Although exact numbers will never be known, it is commonly estimated that 11 million people died between 1933 and 1945 as a result of Adolf Hitler’s regime. Around 6 million were Jews and the remaining 5 million people belonged to the ranks of the mentally and physically disabled, priests, Gypsies, homosexuals, Jehovah’s Witnesses and those who did not accept the leadership of Hitler, to name but a few.

In 2005, the United Nations General Assembly commemorated the 60th anniversary of the liberation of the Nazi concentration camps. A U.N. resolution was then drafted to designate Jan. 27 as the International Day of Commemoration in Memory of the Victims of the Holocaust. The holiday was first officially observed in 2006 and is on calendars around the world.
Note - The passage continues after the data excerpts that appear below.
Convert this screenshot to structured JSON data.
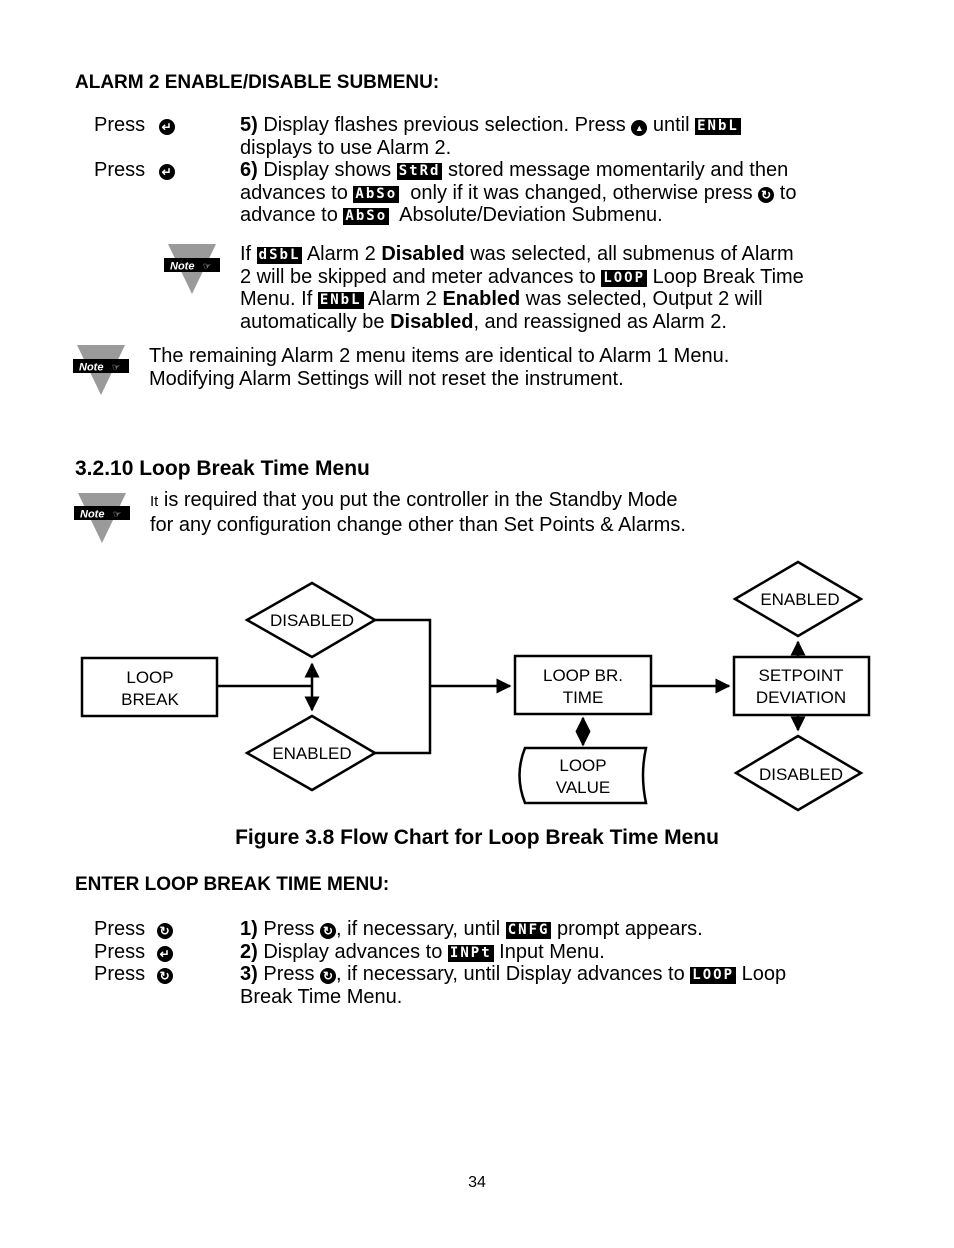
{
  "alarm2": {
    "heading": "ALARM 2 ENABLE/DISABLE SUBMENU:",
    "steps": [
      {
        "press": "Press",
        "button": "enter-button",
        "num": "5)",
        "t1": " Display flashes previous selection. Press ",
        "t2": " until ",
        "lcd1": "ENbL",
        "line2": "displays to use Alarm 2."
      },
      {
        "press": "Press",
        "button": "enter-button",
        "num": "6)",
        "t1": " Display shows ",
        "lcd1": "StRd",
        "t2": " stored message momentarily and then",
        "line2a": "advances to ",
        "lcd2": "AbSo",
        "line2b": "  only if it was changed, otherwise press ",
        "line2c": " to",
        "line3a": "advance to ",
        "lcd3": "AbSo",
        "line3b": "  Absolute/Deviation Submenu."
      }
    ],
    "note1": {
      "label": "Note",
      "p1": "If ",
      "lcd1": "dSbL",
      "p2": " Alarm 2 ",
      "b1": "Disabled",
      "p3": " was selected, all submenus of Alarm",
      "p4": "2 will be skipped and meter advances to ",
      "lcd2": "LOOP",
      "p5": " Loop Break Time",
      "p6": "Menu. If ",
      "lcd3": "ENbL",
      "p7": " Alarm 2 ",
      "b2": "Enabled",
      "p8": " was selected, Output 2 will",
      "p9": "automatically be ",
      "b3": "Disabled",
      "p10": ", and reassigned as Alarm 2."
    },
    "note2": {
      "label": "Note",
      "line1": "The remaining Alarm 2 menu items are identical to Alarm 1 Menu.",
      "line2": "Modifying Alarm Settings will not reset the instrument."
    }
  },
  "section": {
    "heading": "3.2.10 Loop Break Time Menu",
    "note": {
      "label": "Note",
      "lead": "It",
      "line1": " is required that you put the controller in the Standby Mode",
      "line2": "for any configuration change other than Set Points & Alarms."
    }
  },
  "flowchart": {
    "nodes": {
      "loop_break": [
        "LOOP",
        "BREAK"
      ],
      "disabled_left": "DISABLED",
      "enabled_left": "ENABLED",
      "loop_br_time": [
        "LOOP BR.",
        "TIME"
      ],
      "loop_value": [
        "LOOP",
        "VALUE"
      ],
      "setpoint_deviation": [
        "SETPOINT",
        "DEVIATION"
      ],
      "enabled_right": "ENABLED",
      "disabled_right": "DISABLED"
    },
    "caption": "Figure 3.8 Flow Chart for Loop Break Time Menu"
  },
  "enter_menu": {
    "heading": "ENTER LOOP BREAK TIME MENU:",
    "steps": [
      {
        "press": "Press",
        "button": "menu-button",
        "num": "1)",
        "t1": " Press ",
        "t2": ", if necessary, until ",
        "lcd": "CNFG",
        "t3": " prompt appears."
      },
      {
        "press": "Press",
        "button": "enter-button",
        "num": "2)",
        "t1": " Display advances to ",
        "lcd": "INPt",
        "t3": " Input Menu."
      },
      {
        "press": "Press",
        "button": "menu-button",
        "num": "3)",
        "t1": " Press ",
        "t2": ", if necessary, until Display advances to ",
        "lcd": "LOOP",
        "t3": " Loop",
        "line2": "Break Time Menu."
      }
    ]
  },
  "page_number": "34",
  "icons": {
    "enter": "↵",
    "menu": "↻",
    "up": "▲"
  }
}
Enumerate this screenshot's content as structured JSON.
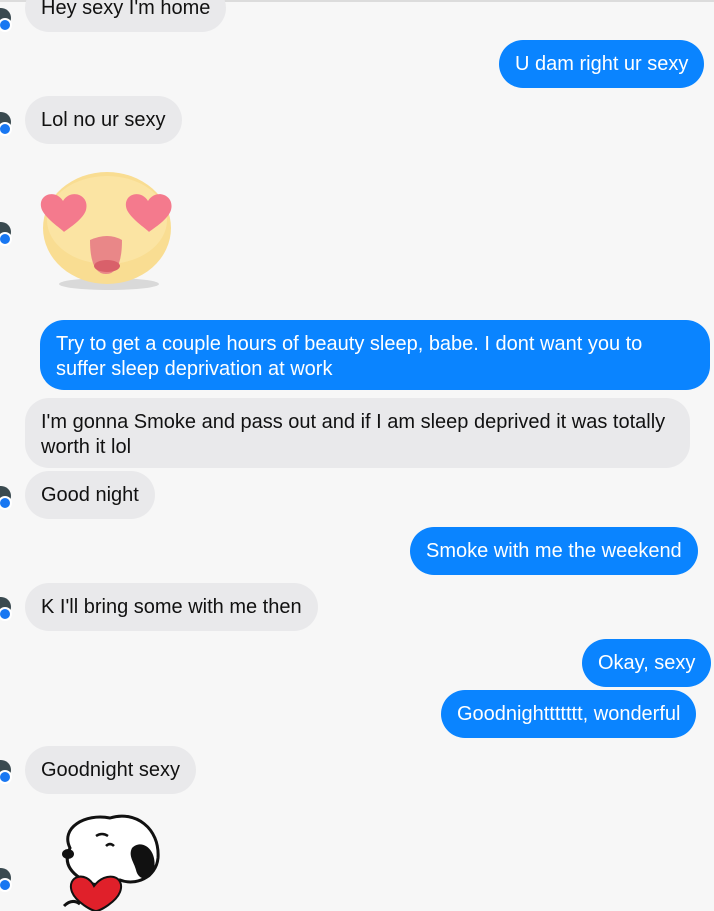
{
  "messages": [
    {
      "text": "Hey sexy I'm home",
      "dir": "in"
    },
    {
      "text": "U dam right ur sexy",
      "dir": "out"
    },
    {
      "text": "Lol no ur sexy",
      "dir": "in"
    },
    {
      "text": "Try to get a couple hours of beauty sleep, babe. I dont want you to suffer sleep deprivation at work",
      "dir": "out"
    },
    {
      "text": "I'm gonna Smoke and pass out and if I am sleep deprived it was totally worth it lol",
      "dir": "in"
    },
    {
      "text": "Good night",
      "dir": "in"
    },
    {
      "text": "Smoke with me the weekend",
      "dir": "out"
    },
    {
      "text": "K I'll bring some with me then",
      "dir": "in"
    },
    {
      "text": "Okay, sexy",
      "dir": "out"
    },
    {
      "text": "Goodnighttttttt, wonderful",
      "dir": "out"
    },
    {
      "text": "Goodnight sexy",
      "dir": "in"
    }
  ],
  "stickers": [
    {
      "icon": "heart-eyes-emoji-icon"
    },
    {
      "icon": "snoopy-heart-sticker-icon"
    }
  ],
  "colors": {
    "outgoing_bubble": "#0a84ff",
    "incoming_bubble": "#e9e9eb",
    "background": "#f7f7f7"
  }
}
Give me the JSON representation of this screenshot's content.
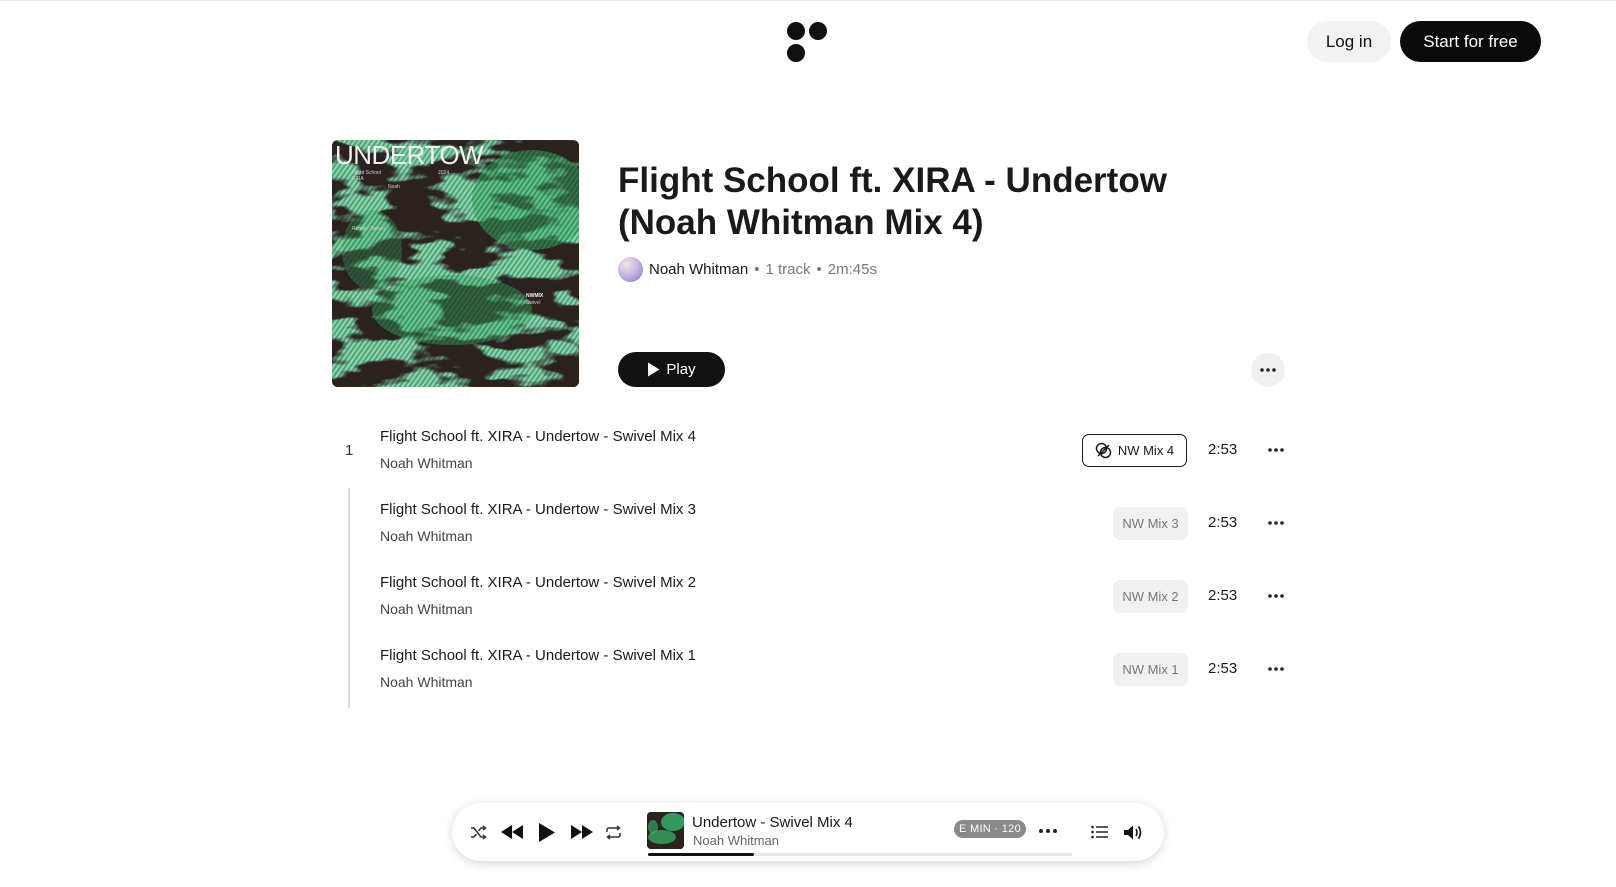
{
  "header": {
    "login_label": "Log in",
    "start_label": "Start for free"
  },
  "cover": {
    "title": "UNDERTOW",
    "small_lines": [
      "Flight School",
      "XIRA",
      "Noah",
      "2024",
      "Remix / Swivel",
      "NWMIX",
      "Swivel"
    ],
    "colors": {
      "base": "#2b2220",
      "accent": "#35b86a"
    }
  },
  "hero": {
    "title": "Flight School ft. XIRA - Undertow (Noah Whitman Mix 4)",
    "artist": "Noah Whitman",
    "sep": "•",
    "track_count": "1 track",
    "duration": "2m:45s",
    "play_label": "Play"
  },
  "tracks": {
    "number": "1",
    "items": [
      {
        "title": "Flight School ft. XIRA - Undertow - Swivel Mix 4",
        "artist": "Noah Whitman",
        "badge": "NW Mix 4",
        "duration": "2:53",
        "active": true
      },
      {
        "title": "Flight School ft. XIRA - Undertow - Swivel Mix 3",
        "artist": "Noah Whitman",
        "badge": "NW Mix 3",
        "duration": "2:53",
        "active": false
      },
      {
        "title": "Flight School ft. XIRA - Undertow - Swivel Mix 2",
        "artist": "Noah Whitman",
        "badge": "NW Mix 2",
        "duration": "2:53",
        "active": false
      },
      {
        "title": "Flight School ft. XIRA - Undertow - Swivel Mix 1",
        "artist": "Noah Whitman",
        "badge": "NW Mix 1",
        "duration": "2:53",
        "active": false
      }
    ]
  },
  "player": {
    "title": "Undertow - Swivel Mix 4",
    "artist": "Noah Whitman",
    "key_badge": "E MIN · 120",
    "progress": 0.25,
    "icons": [
      "shuffle-icon",
      "rewind-icon",
      "play-icon",
      "fast-forward-icon",
      "repeat-icon",
      "more-icon",
      "queue-icon",
      "volume-icon"
    ]
  }
}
As we approach the 69th anniversary Monday, it is more important than ever to remember the atrocities that occurred during the Holocaust. The U.N. resolution urges countries around the world not only to commemorate both the survivors and those who lost their lives, but also encourages the development of educational programs about the history of the Holocaust.

Dr. Arthur Flug, executive director of the Kupferberg Holocaust Resource Center and Archives at Queensborough Community College in Bayside, said for him and others working and volunteering at the center that every day is a Holocaust memorial day. The center has hosted Holocaust presentations, photographs, art, documentation, personal survivor narratives and more than 20 exhibits, all free.

The center will open an exhibit at the United Nations Tuesday called “International March of the Living” at 6 p.m. As part of this exhibition, students will go to Poland and visit various Holocaust sites. On this journey, they will meet other students to discuss interpretations of the Holocaust. The second week will take place in Israel, where students will have traveled from the dark depths of the Holocaust to the renewal and sun of the young Middle Eastern nation.

Flug said it was essential to remember the Holocaust because the number of survivors is shrinking every year and their personal accounts should be shared with today’s students, who “can become spokespeople for the survivor.”

He added, “When you hear a witness, you become a witness.”

The center’s director also expressed concern about how the Holocaust is trivialized, saying he saw a protest poster that compared Obamacare to Hitler’s regime.

“In no way is that true by any stretch of the imagination,” he said.

Flug also cited the recent arrest of a Nazi guard responsible for around 700 deaths during the Holocaust, which sparked some backlash from the community , which thought the past should be left in the past. He pointed out that those 700 people were related to somebody in that same community.

“We have to keep that in mind and take lessons from it,” Flug said.